The metal is a rare alloy native to the plane of Baator. It is as strong as steel, but functions as cold iron against extraplanar creatures to which that metal is inimical. Against Tanar’ri, specifically, it is particularly feared—the sight of a weapon of this material forces an immediate (unmodified) morale check as soon as the weapon is presented.
The swords can also be used as an unholy symbol of Iyachtu Xvim for all related purposes (such as bypassing divine wards created by a priest of Xvim).
Additional Information: (from Lyra)
Some time after the last fall of Phlan, some hundred years ago, the former temple of Tyr, and seat of the Moonsea Diocese, was converted to a temple of Xvim—making it the oldest active religion in the city, and the dominant religion by number of worshipers (if you were to count orcs, goblins, ogres, and the like in a census).
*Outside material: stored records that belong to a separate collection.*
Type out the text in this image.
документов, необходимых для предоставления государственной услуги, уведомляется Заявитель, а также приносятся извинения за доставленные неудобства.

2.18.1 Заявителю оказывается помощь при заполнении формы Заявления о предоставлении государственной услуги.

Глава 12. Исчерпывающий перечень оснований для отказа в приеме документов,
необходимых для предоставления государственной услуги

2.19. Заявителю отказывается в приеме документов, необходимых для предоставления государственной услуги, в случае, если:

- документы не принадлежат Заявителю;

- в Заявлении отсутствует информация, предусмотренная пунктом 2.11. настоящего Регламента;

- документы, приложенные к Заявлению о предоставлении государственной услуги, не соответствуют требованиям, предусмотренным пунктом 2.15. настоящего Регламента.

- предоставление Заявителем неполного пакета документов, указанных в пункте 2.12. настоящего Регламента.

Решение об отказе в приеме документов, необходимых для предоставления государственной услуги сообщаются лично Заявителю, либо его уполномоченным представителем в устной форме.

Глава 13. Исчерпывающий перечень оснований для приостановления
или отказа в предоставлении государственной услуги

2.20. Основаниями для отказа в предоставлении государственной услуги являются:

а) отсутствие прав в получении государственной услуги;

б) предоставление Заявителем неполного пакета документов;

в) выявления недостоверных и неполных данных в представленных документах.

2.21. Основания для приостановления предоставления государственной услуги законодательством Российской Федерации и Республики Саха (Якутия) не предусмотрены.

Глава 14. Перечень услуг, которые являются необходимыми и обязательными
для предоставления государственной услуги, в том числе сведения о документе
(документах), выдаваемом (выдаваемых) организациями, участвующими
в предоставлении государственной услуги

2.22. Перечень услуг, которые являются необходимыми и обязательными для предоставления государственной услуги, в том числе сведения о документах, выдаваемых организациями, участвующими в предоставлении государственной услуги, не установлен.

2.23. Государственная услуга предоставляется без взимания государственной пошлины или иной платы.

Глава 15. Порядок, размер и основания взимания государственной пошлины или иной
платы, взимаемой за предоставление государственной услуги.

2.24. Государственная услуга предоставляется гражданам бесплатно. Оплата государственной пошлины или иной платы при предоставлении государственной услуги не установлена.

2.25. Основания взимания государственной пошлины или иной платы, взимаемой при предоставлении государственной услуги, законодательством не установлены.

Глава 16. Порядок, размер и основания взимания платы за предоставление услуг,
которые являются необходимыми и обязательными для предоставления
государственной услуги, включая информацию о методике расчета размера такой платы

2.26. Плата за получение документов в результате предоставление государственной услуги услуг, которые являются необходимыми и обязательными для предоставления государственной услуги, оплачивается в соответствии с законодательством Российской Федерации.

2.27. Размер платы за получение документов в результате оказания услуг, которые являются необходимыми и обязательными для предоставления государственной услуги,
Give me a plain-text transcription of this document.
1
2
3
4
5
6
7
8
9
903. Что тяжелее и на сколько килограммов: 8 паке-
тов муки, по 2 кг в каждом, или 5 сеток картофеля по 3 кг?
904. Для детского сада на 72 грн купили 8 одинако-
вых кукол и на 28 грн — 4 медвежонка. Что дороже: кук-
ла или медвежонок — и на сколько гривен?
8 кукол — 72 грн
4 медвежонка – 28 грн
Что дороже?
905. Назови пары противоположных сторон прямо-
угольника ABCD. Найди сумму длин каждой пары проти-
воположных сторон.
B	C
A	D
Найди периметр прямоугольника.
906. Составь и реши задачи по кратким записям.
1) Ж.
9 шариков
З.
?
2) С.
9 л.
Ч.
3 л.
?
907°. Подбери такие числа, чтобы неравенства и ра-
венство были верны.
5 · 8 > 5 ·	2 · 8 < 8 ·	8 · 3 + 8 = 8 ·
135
Over the last two years, since the establishment of “New Phlan”, the temple of Xvim has been trying to organize and unite the many humanoid gangs and tribes in the city—presumably (from the human standpoint) for the purpose of opposing the Council. Adventurers report swords such as these being seen in the hands of more than a few orc gang-leaders and tribal bosses—both as a sign of their being in the favor of the Xvimlar temple and priests (and thus Xvim’s favor) and as a reminder of their allegiances.